А что делают со своими книгами французские библиотеки — продают или выбрасывают? Национальная библиотека, по крайней мере, клянется и божится, что ничего подобного не делает: зажатая между своим назначением — сохранять наследие, с одной стороны, а с другой — обязательностью депонирования экземпляров произведений литературы и искусства, а также официальных юридических актов, она только и может, что хранить поступления, раздуваясь до отказа, или передавать дубликаты провинциальным партнерам. Есть еще хорошенькое словечко «прополка» (или «weeding» по ту сторону Ла-Манша и океана) — термин, в котором с удивительной непосредственностью звучит признание: щедро подаренные книги — все равно что сорняки на грядке. Но это в Национальной библиотеке. Зато другие библиотечные учреждения страны обладают правом заработать немножко денег после тщательно обдуманного местным комитетом и надлежащим образом проведенного «разымуществления» с обсуждением каждого названия. Во всяком случае, этот принцип соблюдается в Гренобле, но не соблюдается ни в Пуатье, ни в Бресте, ни в Шамбери… хотя — молчок! — на самом деле все это лишь слухи… «Прополка» стала темой рассмотрения на четырех страницах убористого текста годового (за 2000 г.) отчета о деятельности Генеральной инспекции библиотек, составитель которого, вероятно, теперь страдает вполне объяснимой аллергией на книги, ибо признается, что «достаточно часто… бывал поражен производившей гнетущее впечатление теснотой на полках» в тех библиотеках, которые посещал лично. Еще тут можно прочесть следующее: «Юридические формальности, связанные с необходимостью уничтожения изъятой документации, в целом продолжают выполняться достаточно плохо», а также можно найти сведения о том, что из всех возможных способов избавиться от лишних книг — отправить на склад, пустить под нож, передать в дар или продать — последний, «вероятно, наименее популярен». Однако уверенности в этом нет.

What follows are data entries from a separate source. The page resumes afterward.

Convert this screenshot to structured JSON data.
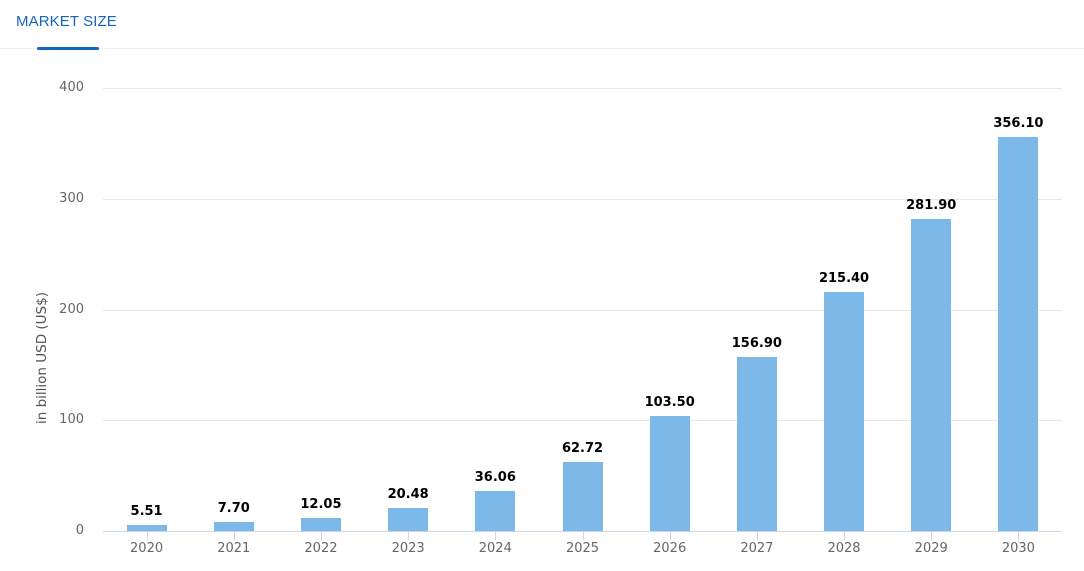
{
  "header": {
    "tab_label": "MARKET SIZE",
    "accent_color": "#1565c0"
  },
  "chart_data": {
    "type": "bar",
    "title": "MARKET SIZE",
    "xlabel": "",
    "ylabel": "in billion USD (US$)",
    "ylim": [
      0,
      400
    ],
    "yticks": [
      "0",
      "100",
      "200",
      "300",
      "400"
    ],
    "grid": true,
    "legend": "none",
    "bar_color": "#7cb9e8",
    "categories": [
      "2020",
      "2021",
      "2022",
      "2023",
      "2024",
      "2025",
      "2026",
      "2027",
      "2028",
      "2029",
      "2030"
    ],
    "values": [
      5.51,
      7.7,
      12.05,
      20.48,
      36.06,
      62.72,
      103.5,
      156.9,
      215.4,
      281.9,
      356.1
    ],
    "data_labels": [
      "5.51",
      "7.70",
      "12.05",
      "20.48",
      "36.06",
      "62.72",
      "103.50",
      "156.90",
      "215.40",
      "281.90",
      "356.10"
    ]
  }
}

Редко встретишь библиотеку с выдачей книг на дом, хоть сколько-нибудь соблюдающую установленный порядок (университетские библиотеки первые им пренебрегают) и — подобно библиотеке города Гренобля — не отказывающуюся говорить об этом, но предлагающую на рассмотрение муниципального совета списки признанных устаревшими или изношенных от употребления книг, прежде чем приступить к ежегодной распродаже, кому-то подарить (например, ассоциации культурного развития той или иной бедной страны) или пустить под нож. Публике такие книги отдаются по фиксированным ценам от 0,15 евро за небольшой по объему научный или литературный труд до 7 евро за энциклопедический словарь; гонкуровские лауреаты идут здесь по 0,80 евро. Клиенты выстраиваются с утра в длинные очереди, комиксов — дабы не соблазнить букинистов — покупателям достается не больше четырех в одни руки, а фетишем на таких распродажах обычно становится серия «Que sais-je»[92]. Этот вид распродаж оборачивается скандалом, если торги проводятся в помещениях самих библиотек, в других местах они проходят намного спокойнее. Но надо ведь еще наводнить город листовками и брошюрками — не столько ради выгоды, сколько ради объяснения смысла мероприятия. Вот почему, скорее всего, большая часть библиотек нашей страны, храня глухое и словно бы стыдливое молчание, явно предпочитает отправить ненужные им книги прямо под нож — работы все-таки во сто раз меньше.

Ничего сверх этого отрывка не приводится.